Tuesday, November 27, 2012

Not-So-OK Corral


From Simon & Schuster.com
The Last Gunfight: The Real Story
of the Shootout at the O.K. Corral
and How It Changed the American West
By Jeff Guinn
(Simon & Schuster)

When the legend becomes fact, print the legend.
--The Man Who Shot Liberty Valance

     Many films and books have been done on the subject of the gunfight at the O.K. Corral. Recent films include Tombstone (1993) and Wyatt Earp (1994), but there have been many more. There was even a Star Trek episode (Spectre of the Gun, 1968) in which aliens made Kirk, Spock and a couple of other crewmen relive the gunfight as the losers.
     Back when I was a teen, I recall stories about how the gunfight wasn’t really as black and white as it was presented, and that maybe the Earps and Doc Holliday weren’t the good guys in the altercation. So when I saw The Last Gunfight, I picked it up out of curiosity. I looked at the first page, describing how the night and morning before the gunfight, Ike Clanton got (and stayed) drunk and walked around telling everybody that he was going to get his gun and kill the Earps and Doc Holliday, but that Virgil Earp, a Tombstone marshal, didn’t pay it any mind. Such statements were made all the time.
     That was one of the moments when the gunfight could have been avoided, or at least postponed. The Last Gunfight then backtracks to tell the story of how Tombstone was founded, and the lives of the participants before the gunfight and all the events that led to and contributed to it. 
     Despite some one-star reviews on Amazon (mostly by people who felt from a cursory examination that the book is anti-Earp and so did not bother to read it), it’s a mostly even-handed book that seems fair to both sides. That it reveals some warts and blemishes on the Earps is apparently unacceptable to many. Still, while it may not live up to its grandiose subtitle, it places the confrontation in a political, historical and sociological context.
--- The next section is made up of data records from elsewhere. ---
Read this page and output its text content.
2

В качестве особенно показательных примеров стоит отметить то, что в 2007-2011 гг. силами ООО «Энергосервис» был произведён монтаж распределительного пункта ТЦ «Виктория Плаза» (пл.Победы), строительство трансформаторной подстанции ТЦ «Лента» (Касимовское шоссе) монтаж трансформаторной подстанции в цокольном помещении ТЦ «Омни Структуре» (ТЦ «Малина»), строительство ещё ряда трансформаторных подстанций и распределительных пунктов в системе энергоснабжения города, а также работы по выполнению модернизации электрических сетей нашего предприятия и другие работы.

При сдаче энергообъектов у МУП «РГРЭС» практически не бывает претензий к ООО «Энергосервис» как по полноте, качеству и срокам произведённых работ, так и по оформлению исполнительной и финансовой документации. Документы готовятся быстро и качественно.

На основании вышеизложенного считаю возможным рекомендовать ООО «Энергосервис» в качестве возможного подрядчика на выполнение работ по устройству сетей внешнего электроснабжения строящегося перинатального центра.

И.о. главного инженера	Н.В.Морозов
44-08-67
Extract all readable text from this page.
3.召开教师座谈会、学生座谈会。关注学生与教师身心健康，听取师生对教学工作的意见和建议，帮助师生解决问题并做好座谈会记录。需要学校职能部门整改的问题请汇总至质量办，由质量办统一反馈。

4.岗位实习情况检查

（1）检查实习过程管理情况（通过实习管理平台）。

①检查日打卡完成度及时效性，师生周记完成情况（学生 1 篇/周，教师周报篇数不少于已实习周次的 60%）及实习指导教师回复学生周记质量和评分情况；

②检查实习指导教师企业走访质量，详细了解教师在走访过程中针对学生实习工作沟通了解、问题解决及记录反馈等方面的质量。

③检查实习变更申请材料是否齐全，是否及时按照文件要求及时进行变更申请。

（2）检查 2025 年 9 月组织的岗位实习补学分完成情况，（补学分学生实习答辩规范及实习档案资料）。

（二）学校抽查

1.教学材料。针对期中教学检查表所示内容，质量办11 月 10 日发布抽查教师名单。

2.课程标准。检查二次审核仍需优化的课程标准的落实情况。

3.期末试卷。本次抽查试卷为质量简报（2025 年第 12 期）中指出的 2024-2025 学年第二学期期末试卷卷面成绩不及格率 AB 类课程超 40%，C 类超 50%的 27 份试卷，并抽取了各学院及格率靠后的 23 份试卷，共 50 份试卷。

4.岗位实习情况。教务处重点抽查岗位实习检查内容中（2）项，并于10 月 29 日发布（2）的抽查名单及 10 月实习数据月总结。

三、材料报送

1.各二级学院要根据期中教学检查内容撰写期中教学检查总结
     The Last Gunfight reveals some surprising information about the old West, including that in Tombstone, Ariz., it wasn't permitted for citizens to carry guns around unless they had just arrived or were about to leave. The official reason for the Earps to approach Ike Clanton and his companions wasn’t that he had been threatening to kill some people, but that some of his friends were bearing arms.
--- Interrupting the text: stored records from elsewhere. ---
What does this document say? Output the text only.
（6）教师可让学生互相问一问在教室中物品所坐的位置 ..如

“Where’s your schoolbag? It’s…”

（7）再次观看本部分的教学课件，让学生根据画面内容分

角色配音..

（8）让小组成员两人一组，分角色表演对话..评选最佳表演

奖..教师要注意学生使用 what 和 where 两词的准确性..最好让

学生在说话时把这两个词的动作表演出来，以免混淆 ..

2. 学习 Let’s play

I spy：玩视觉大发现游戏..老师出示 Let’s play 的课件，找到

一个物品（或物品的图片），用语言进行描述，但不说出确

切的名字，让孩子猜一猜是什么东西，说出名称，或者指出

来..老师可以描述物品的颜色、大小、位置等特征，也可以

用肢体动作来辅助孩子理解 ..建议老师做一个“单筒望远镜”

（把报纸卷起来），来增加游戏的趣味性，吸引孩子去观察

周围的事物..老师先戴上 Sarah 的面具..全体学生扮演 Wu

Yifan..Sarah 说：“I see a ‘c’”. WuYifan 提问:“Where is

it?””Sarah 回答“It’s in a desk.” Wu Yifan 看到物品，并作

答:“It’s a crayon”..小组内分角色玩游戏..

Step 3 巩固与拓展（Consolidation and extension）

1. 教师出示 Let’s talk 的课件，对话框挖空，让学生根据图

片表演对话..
     Fans of the gunfight already know that it didn’t actually take place at the O.K. Corral, but that was news to me. They probably also know that Wyatt Earp wasn’t a hired lawman at the time, but merely a deputized civilian who made his living in part from gambling. “Cowboys” wasn’t what ranchers called themselves, either, but rather a derogatory term for rustlers (although most of the rustling was across the border into Mexico, which was tolerated because the area needed the beef and Mexicans weren’t considered fully human); Ike Clanton and his companions were “cowboys.”
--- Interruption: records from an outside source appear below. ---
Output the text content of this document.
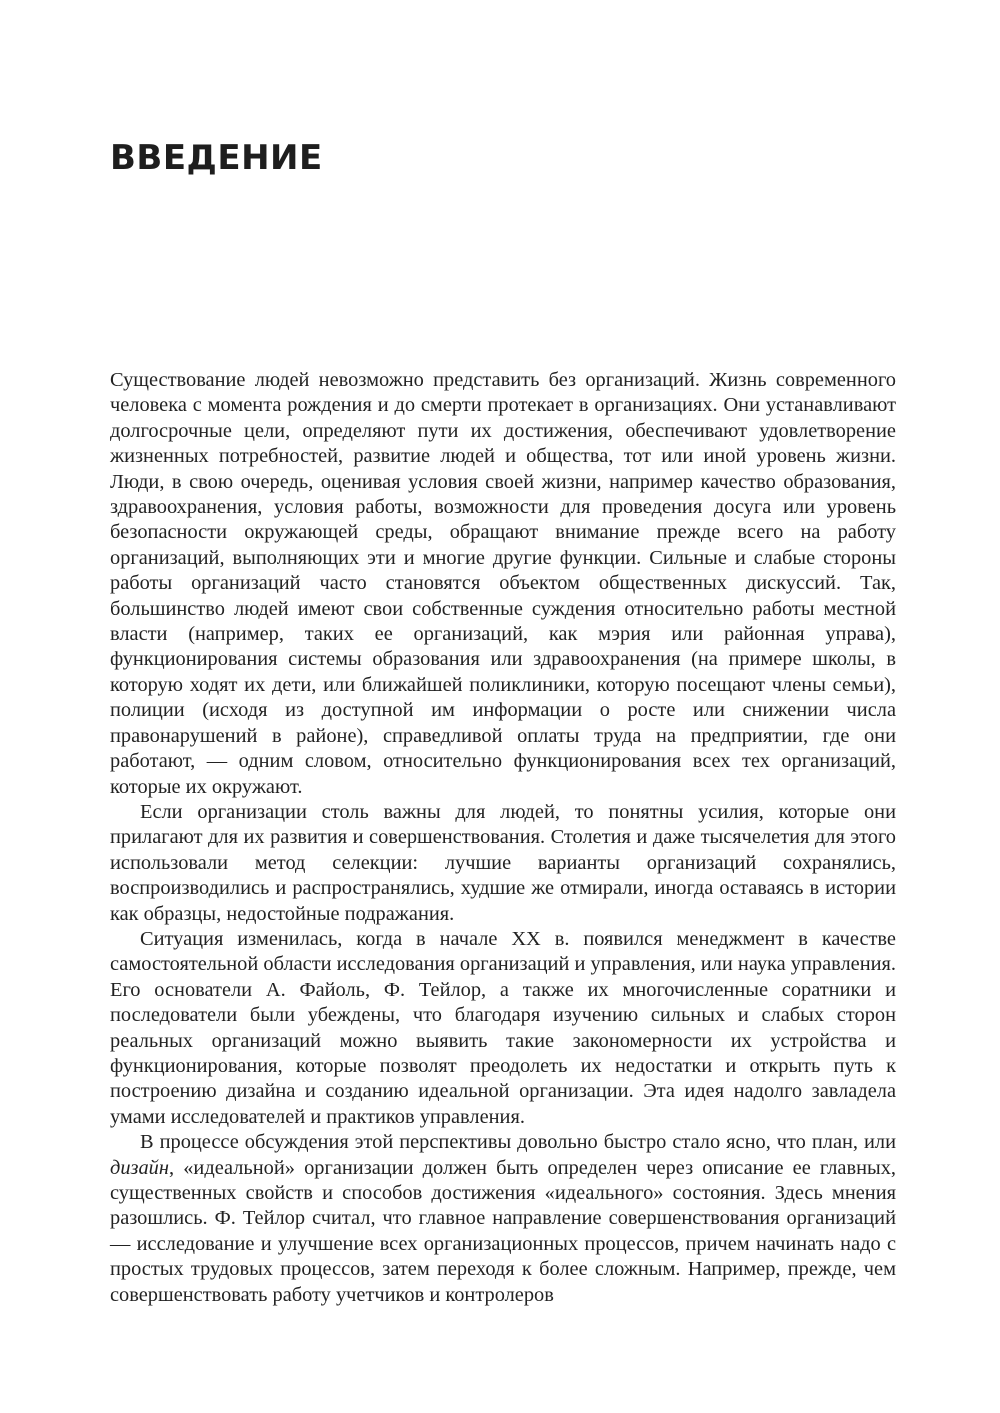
ВВЕДЕНИЕ

Существование людей невозможно представить без организаций. Жизнь современного человека с момента рождения и до смерти протекает в организациях. Они устанавливают долгосрочные цели, определяют пути их достижения, обеспечивают удовлетворение жизненных потребностей, развитие людей и общества, тот или иной уровень жизни. Люди, в свою очередь, оценивая условия своей жизни, например качество образования, здравоохранения, условия работы, возможности для проведения досуга или уровень безопасности окружающей среды, обращают внимание прежде всего на работу организаций, выполняющих эти и многие другие функции. Сильные и слабые стороны работы организаций часто становятся объектом общественных дискуссий. Так, большинство людей имеют свои собственные суждения относительно работы местной власти (например, таких ее организаций, как мэрия или районная управа), функционирования системы образования или здравоохранения (на примере школы, в которую ходят их дети, или ближайшей поликлиники, которую посещают члены семьи), полиции (исходя из доступной им информации о росте или снижении числа правонарушений в районе), справедливой оплаты труда на предприятии, где они работают, — одним словом, относительно функционирования всех тех организаций, которые их окружают.

Если организации столь важны для людей, то понятны усилия, которые они прилагают для их развития и совершенствования. Столетия и даже тысячелетия для этого использовали метод селекции: лучшие варианты организаций сохранялись, воспроизводились и распространялись, худшие же отмирали, иногда оставаясь в истории как образцы, недостойные подражания.

Ситуация изменилась, когда в начале XX в. появился менеджмент в качестве самостоятельной области исследования организаций и управления, или наука управления. Его основатели А. Файоль, Ф. Тейлор, а также их многочисленные соратники и последователи были убеждены, что благодаря изучению сильных и слабых сторон реальных организаций можно выявить такие закономерности их устройства и функционирования, которые позволят преодолеть их недостатки и открыть путь к построению дизайна и созданию идеальной организации. Эта идея надолго завладела умами исследователей и практиков управления.

В процессе обсуждения этой перспективы довольно быстро стало ясно, что план, или дизайн, «идеальной» организации должен быть определен через описание ее главных, существенных свойств и способов достижения «идеального» состояния. Здесь мнения разошлись. Ф. Тейлор считал, что главное направление совершенствования организаций — исследование и улучшение всех организационных процессов, причем начинать надо с простых трудовых процессов, затем переходя к более сложным. Например, прежде, чем совершенствовать работу учетчиков и контролеров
     Whether you believe the Earps acted heroically, merely appropriately, negligently or criminally, one thing is clear from this book: it wasn’t a classic Western shootout, just a police action that got out of hand. It was more akin to Rodney King than a duel.
     Ike Clanton, the man probably most responsible for precipitating the event by his drunken threats, wasn’t even armed at the time.
     One of the men the Earps shot and killed may not have been armed; at least, no gun was found at the scene. The Earps probably didn’t think they were going to do anything more violent than confiscate some guns.
     Instead, for whatever reason, a lot of shooting breaks out, and several people died. Later, Virgil Earp is maimed and Morgan Earp is killed, probably in retaliation, and Wyatt Earp goes on an extra-legal “vendetta ride” to kill (arrest doesn’t seem to have been a considered option) those he held responsible.
     All in all, there are few real heroes here, certainly not Wyatt (although Virgil and maybe Morgan come off better), who comes across as a frustrated, bitter man not above breaking or bending the law himself. Clanton and the cowboys don’t come off any better, though you could argue that at the time of the gunfight they weren’t doing anything to merit capital punishment.
     Some of the reviews of The Last Gunfight argue that there’s nothing new here if you’ve read other books about the O.K Corral. I haven’t, so I can’t judge, but I enjoyed this one.